*Sybrina Fulton, the mother of slain teenager Trayvon Martin, made an impassioned plea before a congressional committee Tuesday to amend "stand your ground" self-defense laws.
Fulton testified at a Senate Judiciary Committee hearing scheduled in the wake of George Zimmerman's acquittal in the 2012 death of Martin, who was shot while walking home unarmed in Sanford, Fla. The jury's decision in July sparked nationwide outrage, as protesters took to the streets to decry racial profiling and demand a review of stand your ground laws.
"It's very hurtful to know that Trayvon was only simply going to the store to get snacks. Nothing more, nothing less," Fulton said. "It's important to keep that in mind, because teenagers like to be independent at times. And he was simply going to get a drink and some candy." READ MORE
"That tells me right there his mentality," she added. "He wasn't going to get cigarettes or bullets or condoms or items of that nature. He was going to get candy. He was not looking for any type of trouble.

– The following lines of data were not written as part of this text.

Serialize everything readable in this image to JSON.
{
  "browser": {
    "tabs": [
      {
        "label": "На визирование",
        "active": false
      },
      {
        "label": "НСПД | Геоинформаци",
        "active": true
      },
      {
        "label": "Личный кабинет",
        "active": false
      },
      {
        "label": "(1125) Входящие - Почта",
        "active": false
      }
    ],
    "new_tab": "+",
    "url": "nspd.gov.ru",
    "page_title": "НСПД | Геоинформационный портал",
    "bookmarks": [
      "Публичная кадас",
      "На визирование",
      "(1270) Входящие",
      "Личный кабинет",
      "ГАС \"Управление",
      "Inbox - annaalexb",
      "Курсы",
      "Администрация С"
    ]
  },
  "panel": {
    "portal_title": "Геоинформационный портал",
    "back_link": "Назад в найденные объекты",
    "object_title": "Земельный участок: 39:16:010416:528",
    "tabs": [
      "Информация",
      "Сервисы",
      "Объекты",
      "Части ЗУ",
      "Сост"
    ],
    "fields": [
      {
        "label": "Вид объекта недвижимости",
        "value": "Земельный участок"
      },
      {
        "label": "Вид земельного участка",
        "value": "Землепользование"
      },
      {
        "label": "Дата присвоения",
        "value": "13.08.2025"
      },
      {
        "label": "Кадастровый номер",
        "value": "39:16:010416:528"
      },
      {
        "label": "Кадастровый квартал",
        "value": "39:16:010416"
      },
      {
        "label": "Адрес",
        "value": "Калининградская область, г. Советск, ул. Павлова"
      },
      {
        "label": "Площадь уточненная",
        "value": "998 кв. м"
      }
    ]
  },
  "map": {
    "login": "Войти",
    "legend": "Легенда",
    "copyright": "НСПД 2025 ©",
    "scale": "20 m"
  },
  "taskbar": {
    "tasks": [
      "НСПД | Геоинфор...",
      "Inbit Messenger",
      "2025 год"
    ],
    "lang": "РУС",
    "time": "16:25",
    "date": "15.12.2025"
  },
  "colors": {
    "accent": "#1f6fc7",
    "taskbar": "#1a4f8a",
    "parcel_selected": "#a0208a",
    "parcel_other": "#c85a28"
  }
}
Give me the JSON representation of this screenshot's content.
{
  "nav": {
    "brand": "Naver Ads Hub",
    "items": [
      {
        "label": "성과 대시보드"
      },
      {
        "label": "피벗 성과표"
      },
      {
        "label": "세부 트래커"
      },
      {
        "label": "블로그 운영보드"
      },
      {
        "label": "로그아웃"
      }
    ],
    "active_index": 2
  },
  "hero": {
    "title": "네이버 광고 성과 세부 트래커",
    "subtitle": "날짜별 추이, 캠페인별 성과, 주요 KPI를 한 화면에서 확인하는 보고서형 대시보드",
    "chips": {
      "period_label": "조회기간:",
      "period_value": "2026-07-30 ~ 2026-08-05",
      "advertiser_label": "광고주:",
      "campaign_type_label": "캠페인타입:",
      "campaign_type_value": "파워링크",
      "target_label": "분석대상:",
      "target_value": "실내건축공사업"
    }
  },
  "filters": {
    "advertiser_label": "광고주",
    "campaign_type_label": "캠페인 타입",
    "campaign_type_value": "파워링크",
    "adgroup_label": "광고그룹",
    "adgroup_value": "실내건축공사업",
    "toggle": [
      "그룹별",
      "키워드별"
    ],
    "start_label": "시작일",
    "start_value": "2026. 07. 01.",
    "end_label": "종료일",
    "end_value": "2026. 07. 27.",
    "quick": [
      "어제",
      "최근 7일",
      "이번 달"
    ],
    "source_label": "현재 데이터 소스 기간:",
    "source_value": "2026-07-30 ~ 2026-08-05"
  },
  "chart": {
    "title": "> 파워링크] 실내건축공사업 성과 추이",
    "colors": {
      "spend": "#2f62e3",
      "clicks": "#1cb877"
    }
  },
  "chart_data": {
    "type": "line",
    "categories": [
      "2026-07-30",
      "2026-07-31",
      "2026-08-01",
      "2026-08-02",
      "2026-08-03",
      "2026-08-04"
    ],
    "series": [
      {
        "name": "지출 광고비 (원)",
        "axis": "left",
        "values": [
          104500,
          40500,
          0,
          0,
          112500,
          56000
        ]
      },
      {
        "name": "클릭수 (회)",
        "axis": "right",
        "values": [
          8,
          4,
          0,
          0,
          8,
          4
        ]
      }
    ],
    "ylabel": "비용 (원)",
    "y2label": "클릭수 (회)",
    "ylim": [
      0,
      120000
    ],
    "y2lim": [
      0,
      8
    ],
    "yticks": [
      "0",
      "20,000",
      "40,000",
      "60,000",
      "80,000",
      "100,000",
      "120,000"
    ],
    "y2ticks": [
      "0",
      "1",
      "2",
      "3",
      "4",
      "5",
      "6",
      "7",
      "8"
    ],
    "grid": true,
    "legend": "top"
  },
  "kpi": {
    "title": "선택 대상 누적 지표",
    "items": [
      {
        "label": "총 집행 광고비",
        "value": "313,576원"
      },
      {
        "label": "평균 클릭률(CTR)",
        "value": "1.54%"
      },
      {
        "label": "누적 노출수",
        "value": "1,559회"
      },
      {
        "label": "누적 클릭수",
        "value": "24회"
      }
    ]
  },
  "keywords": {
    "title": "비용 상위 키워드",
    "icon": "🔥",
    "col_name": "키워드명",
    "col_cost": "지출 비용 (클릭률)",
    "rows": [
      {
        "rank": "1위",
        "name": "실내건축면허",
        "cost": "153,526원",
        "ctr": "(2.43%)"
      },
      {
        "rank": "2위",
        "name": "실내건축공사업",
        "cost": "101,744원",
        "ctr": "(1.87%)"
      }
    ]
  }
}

He was not committing any type of crime."
It was Fulton's first appearance before members of Congress, who showed signs of taking up the application of stand your ground laws in the immediate aftermath of Zimmerman's not-guilty verdict. The laws, which exist in some form in about 30 states, allow a person to use deadly force in self-defense, rather than retreat, when they feel threatened with "great bodily harm.
Tracy Martin, Trayvon's father, spoke a week after Zimmerman's acquittal at the inaugural meeting of the Congressional Caucus on Black Men and Boys, where lawmakers pledged to renew the debate on race and racial profiling in the United States. President Barack Obama addressed the issue in what were widely regarded as unprecedented remarks about his personal history with racial bias.